Lyft has benefited from a spate of scandals that rocked Uber in 2017, including allegations of sexual harassment made by its female employees, the forced resignation of its chief executive officer and its use of illicit software to deceive regulators. A #DeleteUber campaign surged on social media. The negative publicity helped Lyft attract new drivers and riders without spending much on marketing.
Given that both Uber and Lyft are still losing money, investors will be focused on their growth and potential for future profitability. Lyft has prepared some earnings metrics it hopes will persuade investors that it will not be in the red for long, the people familiar with its strategy said.
These include its overall growth in ride bookings, the total number of rides per passenger, the commissions it earns from drivers, and the percentage of rides across its different ride types, particularly its growing carpooling service, the people said.
Lyft declined to comment.
UBER TOUTS DIVERSIFICATION
Uber reported sharply slower global bookings growth in the third quarter of 2018; that figure slid to 6 percent over the previous quarter in a business that had routinely been expanding by double-digit percentages.

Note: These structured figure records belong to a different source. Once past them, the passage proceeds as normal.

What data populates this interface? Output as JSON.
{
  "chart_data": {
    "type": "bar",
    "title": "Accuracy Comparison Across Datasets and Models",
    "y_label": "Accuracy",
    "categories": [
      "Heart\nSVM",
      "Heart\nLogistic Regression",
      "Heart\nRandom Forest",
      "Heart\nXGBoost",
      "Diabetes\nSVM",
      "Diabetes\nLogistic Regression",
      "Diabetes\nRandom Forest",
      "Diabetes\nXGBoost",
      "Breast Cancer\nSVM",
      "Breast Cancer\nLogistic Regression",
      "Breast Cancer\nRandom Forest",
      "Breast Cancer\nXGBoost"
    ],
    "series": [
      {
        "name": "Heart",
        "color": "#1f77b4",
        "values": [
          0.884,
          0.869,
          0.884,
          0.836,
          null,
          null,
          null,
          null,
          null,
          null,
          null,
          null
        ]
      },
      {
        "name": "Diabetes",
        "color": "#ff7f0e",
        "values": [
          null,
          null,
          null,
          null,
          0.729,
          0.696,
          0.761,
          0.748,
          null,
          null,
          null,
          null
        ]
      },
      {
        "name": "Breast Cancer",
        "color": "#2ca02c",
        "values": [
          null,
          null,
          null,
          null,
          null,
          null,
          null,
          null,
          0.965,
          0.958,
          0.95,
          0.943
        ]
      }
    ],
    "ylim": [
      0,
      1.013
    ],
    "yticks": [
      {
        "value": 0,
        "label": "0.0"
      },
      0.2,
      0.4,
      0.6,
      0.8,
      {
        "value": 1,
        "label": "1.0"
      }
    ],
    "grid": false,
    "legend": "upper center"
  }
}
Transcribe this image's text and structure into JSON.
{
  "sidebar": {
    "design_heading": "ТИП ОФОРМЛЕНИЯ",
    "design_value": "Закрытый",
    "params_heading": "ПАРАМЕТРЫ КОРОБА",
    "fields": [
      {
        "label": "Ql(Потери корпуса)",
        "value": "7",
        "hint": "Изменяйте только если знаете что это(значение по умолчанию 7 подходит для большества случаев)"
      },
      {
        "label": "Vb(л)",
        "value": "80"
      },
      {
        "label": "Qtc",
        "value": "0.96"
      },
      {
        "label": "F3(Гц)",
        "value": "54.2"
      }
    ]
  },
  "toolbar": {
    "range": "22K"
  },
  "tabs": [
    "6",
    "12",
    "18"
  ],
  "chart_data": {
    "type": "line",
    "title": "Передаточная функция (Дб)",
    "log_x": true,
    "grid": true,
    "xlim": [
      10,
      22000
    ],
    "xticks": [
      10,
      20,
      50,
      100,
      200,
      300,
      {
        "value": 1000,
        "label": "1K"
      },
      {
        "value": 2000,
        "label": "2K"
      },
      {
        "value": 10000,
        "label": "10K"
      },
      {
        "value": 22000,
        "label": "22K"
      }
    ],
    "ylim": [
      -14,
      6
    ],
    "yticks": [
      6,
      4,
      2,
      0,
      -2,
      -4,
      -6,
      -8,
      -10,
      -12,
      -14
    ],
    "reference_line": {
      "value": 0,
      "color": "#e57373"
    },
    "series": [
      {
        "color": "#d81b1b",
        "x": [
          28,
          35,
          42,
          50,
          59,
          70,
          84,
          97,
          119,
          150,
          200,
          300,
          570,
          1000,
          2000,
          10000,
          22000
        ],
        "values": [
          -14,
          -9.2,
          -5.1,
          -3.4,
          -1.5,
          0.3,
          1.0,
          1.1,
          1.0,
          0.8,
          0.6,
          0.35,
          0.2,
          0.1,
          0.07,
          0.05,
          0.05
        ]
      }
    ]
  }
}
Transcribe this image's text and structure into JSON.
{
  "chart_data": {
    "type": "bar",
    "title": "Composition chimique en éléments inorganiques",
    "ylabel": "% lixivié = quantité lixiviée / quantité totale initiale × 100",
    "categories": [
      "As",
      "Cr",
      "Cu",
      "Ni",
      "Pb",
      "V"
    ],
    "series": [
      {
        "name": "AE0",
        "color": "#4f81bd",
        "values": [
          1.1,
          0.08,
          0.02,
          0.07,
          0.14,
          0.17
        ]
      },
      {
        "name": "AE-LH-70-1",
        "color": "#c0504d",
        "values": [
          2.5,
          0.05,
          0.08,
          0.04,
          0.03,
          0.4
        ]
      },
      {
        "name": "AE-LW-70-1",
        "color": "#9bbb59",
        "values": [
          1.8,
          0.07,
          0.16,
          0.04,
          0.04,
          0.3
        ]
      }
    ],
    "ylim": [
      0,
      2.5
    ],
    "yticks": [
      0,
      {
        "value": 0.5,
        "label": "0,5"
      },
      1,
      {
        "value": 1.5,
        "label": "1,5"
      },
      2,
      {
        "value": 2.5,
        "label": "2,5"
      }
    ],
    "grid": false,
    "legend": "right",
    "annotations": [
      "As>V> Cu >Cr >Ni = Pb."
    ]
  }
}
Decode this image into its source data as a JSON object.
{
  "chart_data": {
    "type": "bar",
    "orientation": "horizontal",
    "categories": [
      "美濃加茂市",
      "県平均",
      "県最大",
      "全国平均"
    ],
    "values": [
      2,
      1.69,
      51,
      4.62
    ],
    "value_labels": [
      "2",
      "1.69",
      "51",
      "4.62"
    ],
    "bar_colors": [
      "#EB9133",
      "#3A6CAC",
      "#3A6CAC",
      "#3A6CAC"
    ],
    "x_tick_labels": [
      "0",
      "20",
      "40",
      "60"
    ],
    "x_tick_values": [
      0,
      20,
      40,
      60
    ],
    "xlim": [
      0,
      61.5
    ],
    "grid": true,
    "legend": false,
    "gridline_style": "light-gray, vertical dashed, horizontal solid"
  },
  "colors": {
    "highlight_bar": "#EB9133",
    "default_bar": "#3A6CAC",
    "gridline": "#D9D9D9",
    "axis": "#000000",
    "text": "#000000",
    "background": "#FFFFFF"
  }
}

People familiar with management’s thinking say Uber executives are concerned that if investors judge the company by the same yardstick as Lyft — focusing on the number of rides it sells as opposed to its other initiatives — its valuation could suffer in an IPO.
Uber plans to portray itself to IPO investors as a global logistics and mobility platform, and will spend less time on metrics specific to its core ride-hailing business, the people said.
Uber declined to comment.
Over the last year, Uber CEO Dara Khosrowshahi has sought to direct investor attention to food-delivery business Uber Eats, whose revenue grew 150 percent in the third quarter over the previous year.